Hugging Face Integration
Use the Hugging Face Hub — models, datasets, repos, and inference endpoints — from Fused UDFs. Your access token is stored securely as a Fused secret; no keys need to be hardcoded.
Prerequisites
- A Fused account on a paid plan (execution environment required).
- A Hugging Face access token with the scopes you need (read for downloading models/datasets, write for pushing to repos).
Setup
Add your access token
Open Settings > Integrations & Secrets, find the Hugging Face section, and paste your token. It is stored as a Fused secret under the name HUGGINGFACE_API_KEY.
Install the SDK (optional)
The huggingface_hub package is pre-installed in the Fused runtime.
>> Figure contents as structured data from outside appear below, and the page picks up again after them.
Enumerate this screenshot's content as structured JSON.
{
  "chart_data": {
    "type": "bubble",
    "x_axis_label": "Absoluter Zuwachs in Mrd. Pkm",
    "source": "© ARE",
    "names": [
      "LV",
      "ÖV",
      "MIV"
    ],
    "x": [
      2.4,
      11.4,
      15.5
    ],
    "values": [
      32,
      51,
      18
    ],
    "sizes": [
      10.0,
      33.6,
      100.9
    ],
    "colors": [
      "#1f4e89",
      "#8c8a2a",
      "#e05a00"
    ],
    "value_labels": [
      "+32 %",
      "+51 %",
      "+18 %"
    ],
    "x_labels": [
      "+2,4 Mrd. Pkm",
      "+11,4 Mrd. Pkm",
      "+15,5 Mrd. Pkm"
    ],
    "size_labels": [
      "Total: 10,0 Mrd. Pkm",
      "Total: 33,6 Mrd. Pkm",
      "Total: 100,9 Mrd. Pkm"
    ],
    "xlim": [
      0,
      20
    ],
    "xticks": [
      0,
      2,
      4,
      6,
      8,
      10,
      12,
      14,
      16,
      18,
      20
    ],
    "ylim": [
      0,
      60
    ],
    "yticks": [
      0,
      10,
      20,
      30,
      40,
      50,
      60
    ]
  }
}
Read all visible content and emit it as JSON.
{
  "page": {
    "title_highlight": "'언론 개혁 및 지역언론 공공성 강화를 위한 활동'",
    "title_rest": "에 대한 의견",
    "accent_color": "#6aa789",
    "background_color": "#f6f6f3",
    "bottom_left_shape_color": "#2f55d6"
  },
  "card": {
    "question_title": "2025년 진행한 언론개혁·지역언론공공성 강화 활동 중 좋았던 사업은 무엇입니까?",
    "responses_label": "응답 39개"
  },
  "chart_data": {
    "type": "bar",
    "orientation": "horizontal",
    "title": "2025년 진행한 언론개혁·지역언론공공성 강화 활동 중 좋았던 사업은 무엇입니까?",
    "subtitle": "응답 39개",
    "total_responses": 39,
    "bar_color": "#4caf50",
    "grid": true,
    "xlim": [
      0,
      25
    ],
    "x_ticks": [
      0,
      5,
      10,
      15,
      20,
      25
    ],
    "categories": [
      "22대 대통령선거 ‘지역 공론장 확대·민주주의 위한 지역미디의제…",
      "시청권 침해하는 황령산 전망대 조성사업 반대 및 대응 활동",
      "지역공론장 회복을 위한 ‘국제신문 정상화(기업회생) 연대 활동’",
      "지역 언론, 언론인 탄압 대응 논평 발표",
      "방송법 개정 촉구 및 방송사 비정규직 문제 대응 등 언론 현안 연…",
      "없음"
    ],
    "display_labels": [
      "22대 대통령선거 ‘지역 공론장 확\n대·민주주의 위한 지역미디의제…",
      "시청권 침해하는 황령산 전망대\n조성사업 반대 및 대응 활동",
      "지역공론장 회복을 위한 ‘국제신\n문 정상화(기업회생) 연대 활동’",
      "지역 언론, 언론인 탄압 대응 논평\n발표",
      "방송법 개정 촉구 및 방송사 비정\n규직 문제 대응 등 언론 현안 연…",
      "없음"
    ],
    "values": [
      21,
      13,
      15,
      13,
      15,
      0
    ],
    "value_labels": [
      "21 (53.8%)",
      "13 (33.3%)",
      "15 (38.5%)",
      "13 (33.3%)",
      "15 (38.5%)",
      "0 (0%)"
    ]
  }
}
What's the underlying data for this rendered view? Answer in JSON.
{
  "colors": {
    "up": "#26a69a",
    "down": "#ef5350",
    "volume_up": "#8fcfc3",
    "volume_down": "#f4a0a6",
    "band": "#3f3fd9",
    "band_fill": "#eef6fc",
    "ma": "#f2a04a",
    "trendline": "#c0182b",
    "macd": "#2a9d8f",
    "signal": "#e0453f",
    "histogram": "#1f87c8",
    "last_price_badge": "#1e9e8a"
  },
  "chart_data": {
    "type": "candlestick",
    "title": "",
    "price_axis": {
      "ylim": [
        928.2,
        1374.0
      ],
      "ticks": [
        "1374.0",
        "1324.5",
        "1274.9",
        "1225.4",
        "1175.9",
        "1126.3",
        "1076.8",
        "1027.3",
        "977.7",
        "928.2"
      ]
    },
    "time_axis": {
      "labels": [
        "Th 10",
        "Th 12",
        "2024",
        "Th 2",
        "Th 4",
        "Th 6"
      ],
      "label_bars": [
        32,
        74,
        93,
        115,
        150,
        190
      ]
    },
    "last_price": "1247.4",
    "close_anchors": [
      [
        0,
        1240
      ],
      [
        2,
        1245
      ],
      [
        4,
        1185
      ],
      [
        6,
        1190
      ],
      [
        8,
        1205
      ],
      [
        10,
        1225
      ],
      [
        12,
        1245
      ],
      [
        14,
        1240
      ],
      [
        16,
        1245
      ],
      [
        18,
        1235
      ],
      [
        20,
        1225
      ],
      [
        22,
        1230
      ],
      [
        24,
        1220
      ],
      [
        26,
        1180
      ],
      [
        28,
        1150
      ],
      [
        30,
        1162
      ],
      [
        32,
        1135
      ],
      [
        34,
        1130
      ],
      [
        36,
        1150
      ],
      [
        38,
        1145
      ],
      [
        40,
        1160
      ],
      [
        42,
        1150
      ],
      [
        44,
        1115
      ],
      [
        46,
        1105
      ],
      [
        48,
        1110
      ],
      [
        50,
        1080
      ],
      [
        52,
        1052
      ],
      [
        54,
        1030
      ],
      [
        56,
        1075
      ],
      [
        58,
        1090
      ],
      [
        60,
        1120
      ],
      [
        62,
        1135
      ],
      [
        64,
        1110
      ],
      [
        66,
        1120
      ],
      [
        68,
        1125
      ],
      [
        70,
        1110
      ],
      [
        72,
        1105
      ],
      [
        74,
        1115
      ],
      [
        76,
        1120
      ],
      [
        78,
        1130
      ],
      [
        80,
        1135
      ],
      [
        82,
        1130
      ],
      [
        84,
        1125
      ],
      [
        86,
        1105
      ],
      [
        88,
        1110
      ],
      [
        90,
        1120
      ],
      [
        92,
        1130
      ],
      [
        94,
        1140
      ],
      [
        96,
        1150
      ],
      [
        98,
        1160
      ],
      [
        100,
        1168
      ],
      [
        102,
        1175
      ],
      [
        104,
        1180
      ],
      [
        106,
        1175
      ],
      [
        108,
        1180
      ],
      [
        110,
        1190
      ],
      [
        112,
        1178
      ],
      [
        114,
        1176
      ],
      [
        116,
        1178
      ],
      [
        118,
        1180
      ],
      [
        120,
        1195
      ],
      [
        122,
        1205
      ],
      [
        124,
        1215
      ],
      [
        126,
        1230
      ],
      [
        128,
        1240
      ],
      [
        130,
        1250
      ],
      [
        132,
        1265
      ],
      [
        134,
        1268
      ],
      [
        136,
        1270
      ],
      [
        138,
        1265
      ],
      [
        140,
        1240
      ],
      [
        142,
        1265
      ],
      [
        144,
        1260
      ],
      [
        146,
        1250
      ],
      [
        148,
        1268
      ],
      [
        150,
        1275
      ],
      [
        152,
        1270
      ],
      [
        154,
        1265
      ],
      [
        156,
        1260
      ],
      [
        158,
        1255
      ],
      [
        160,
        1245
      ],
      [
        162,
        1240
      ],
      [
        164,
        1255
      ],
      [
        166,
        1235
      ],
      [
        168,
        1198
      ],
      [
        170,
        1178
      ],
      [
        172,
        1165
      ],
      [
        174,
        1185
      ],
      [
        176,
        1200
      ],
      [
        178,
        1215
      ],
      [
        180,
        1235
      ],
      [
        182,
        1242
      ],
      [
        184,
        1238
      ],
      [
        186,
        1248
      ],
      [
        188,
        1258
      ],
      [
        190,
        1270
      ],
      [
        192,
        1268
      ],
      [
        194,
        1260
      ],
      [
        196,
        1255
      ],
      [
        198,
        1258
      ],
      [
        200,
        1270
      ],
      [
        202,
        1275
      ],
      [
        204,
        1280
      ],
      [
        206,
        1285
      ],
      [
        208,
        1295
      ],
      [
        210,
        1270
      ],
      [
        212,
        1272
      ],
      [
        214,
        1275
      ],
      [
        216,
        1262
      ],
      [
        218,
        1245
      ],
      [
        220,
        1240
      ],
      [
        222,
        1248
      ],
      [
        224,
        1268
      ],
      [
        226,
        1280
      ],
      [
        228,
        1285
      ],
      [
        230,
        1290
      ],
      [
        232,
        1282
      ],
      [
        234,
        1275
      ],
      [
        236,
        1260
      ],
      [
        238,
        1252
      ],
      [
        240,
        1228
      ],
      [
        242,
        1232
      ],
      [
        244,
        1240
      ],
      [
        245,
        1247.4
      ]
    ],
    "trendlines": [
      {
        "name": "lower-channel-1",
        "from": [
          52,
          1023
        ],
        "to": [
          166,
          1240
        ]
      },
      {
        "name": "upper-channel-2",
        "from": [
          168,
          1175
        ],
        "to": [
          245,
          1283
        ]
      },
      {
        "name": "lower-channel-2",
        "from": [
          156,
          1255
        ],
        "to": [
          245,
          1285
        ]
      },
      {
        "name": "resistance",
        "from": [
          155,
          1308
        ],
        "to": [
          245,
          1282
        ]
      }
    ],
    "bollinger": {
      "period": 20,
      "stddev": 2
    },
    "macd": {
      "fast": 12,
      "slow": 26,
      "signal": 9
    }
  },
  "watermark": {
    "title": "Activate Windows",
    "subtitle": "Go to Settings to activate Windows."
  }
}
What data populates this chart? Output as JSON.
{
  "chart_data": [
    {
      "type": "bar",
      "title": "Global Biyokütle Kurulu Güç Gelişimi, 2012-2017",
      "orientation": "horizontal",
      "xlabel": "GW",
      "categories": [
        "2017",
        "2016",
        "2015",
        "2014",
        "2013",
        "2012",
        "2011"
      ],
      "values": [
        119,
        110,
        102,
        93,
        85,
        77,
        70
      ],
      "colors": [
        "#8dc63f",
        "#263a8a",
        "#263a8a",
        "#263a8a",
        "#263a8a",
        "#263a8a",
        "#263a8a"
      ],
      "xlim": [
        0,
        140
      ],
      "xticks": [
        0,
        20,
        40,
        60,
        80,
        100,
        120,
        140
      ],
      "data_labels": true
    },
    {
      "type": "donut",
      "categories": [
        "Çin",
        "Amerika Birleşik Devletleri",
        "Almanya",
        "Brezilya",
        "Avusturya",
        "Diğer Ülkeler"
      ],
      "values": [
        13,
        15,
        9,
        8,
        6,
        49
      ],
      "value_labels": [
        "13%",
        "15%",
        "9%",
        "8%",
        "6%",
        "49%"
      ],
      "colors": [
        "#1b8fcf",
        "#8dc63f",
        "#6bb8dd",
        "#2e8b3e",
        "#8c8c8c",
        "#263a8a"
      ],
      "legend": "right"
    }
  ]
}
Locally, install it with:
pip install huggingface-hub
Quick start
There are two Fused helpers, one for each common use case:
fused.api.huggingface_connect()→HfApi— work with repos, models, datasets, filesfused.api.huggingface_inference()→InferenceClient— call hosted models for inference
Both are pre-authenticated with the token from fused.secrets["HUGGINGFACE_API_KEY"].
@fused.udf()
def udf():
import fused
# Repo / dataset operations
hf = fused.api.huggingface_connect()
info = hf.model_info("meta-llama/Llama-3.2-1B-Instruct")
print(info.id, info.downloads)
# Inference
client = fused.api.huggingface_inference()
reply = client.chat_completion(
model="meta-llama/Llama-3.2-1B-Instruct",
messages=[{"role": "user", "content": "Hello!"}],
max_tokens=64,
)
print(reply.choices[0].message.content)
API reference
fused.api.huggingface_connect() -> HfApi
Return an authenticated huggingface_hub.HfApi client. Use it for repos, models, datasets, files, and Spaces.
fused.api.huggingface_inference() -> InferenceClient
Return an authenticated huggingface_hub.InferenceClient for hosted-model inference (chat, embeddings, image generation, ASR, and more).
Both helpers read the token from fused.secrets["HUGGINGFACE_API_KEY"].
Common operations
List or inspect models
@fused.udf()
def udf():
import fused
import pandas as pd
hf = fused.api.huggingface_connect()
models = hf.list_models(author="meta-llama", limit=20)
return pd.DataFrame([
{"id": m.id, "downloads": m.downloads, "likes": m.likes}
for m in models
])
Download a file from a repo
@fused.udf()
def udf():
import fused
from huggingface_hub import hf_hub_download
fused.api.huggingface_connect() # configures token
path = hf_hub_download(
repo_id="meta-llama/Llama-3.2-1B-Instruct",
filename="config.json",
)
with open(path) as f:
return f.read()
Load a dataset
@fused.udf()
def udf():
import fused
from datasets import load_dataset
fused.api.huggingface_connect() # configures token
ds = load_dataset("squad", split="validation[:100]")
return ds.to_pandas()
Chat completion (hosted inference)
@fused.udf()
def udf(question: str = "What is GeoParquet?"):
import fused
client = fused.api.huggingface_inference()
reply = client.chat_completion(
model="meta-llama/Llama-3.2-3B-Instruct",
messages=[{"role": "user", "content": question}],
max_tokens=256,
)
return reply.choices[0].message.content
Embeddings
@fused.udf()
def udf():
import fused
import pandas as pd
client = fused.api.huggingface_inference()
texts = ["coastal erosion", "urban heat island", "permafrost thaw"]
vectors = [
client.feature_extraction(t, model="sentence-transformers/all-MiniLM-L6-v2")
for t in texts
]
return pd.DataFrame({"text": texts, "embedding": vectors})
Image generation
@fused.udf()
def udf(prompt: str = "an aerial photo of a vineyard at sunset"):
import fused
client = fused.api.huggingface_inference()
image = client.text_to_image(prompt, model="black-forest-labs/FLUX.1-schnell")
return image # PIL.Image
Push to a repo
@fused.udf()
def udf():
import fused
hf = fused.api.huggingface_connect()
hf.upload_file(
path_or_fileobj="results.parquet",
path_in_repo="results.parquet",
repo_id="my-org/my-dataset",
repo_type="dataset",
)
Disconnecting
To revoke the integration, go to Settings > Integrations & Secrets, find the Hugging Face section, and remove your token. You should also revoke the token in the Hugging Face dashboard if it is no longer needed.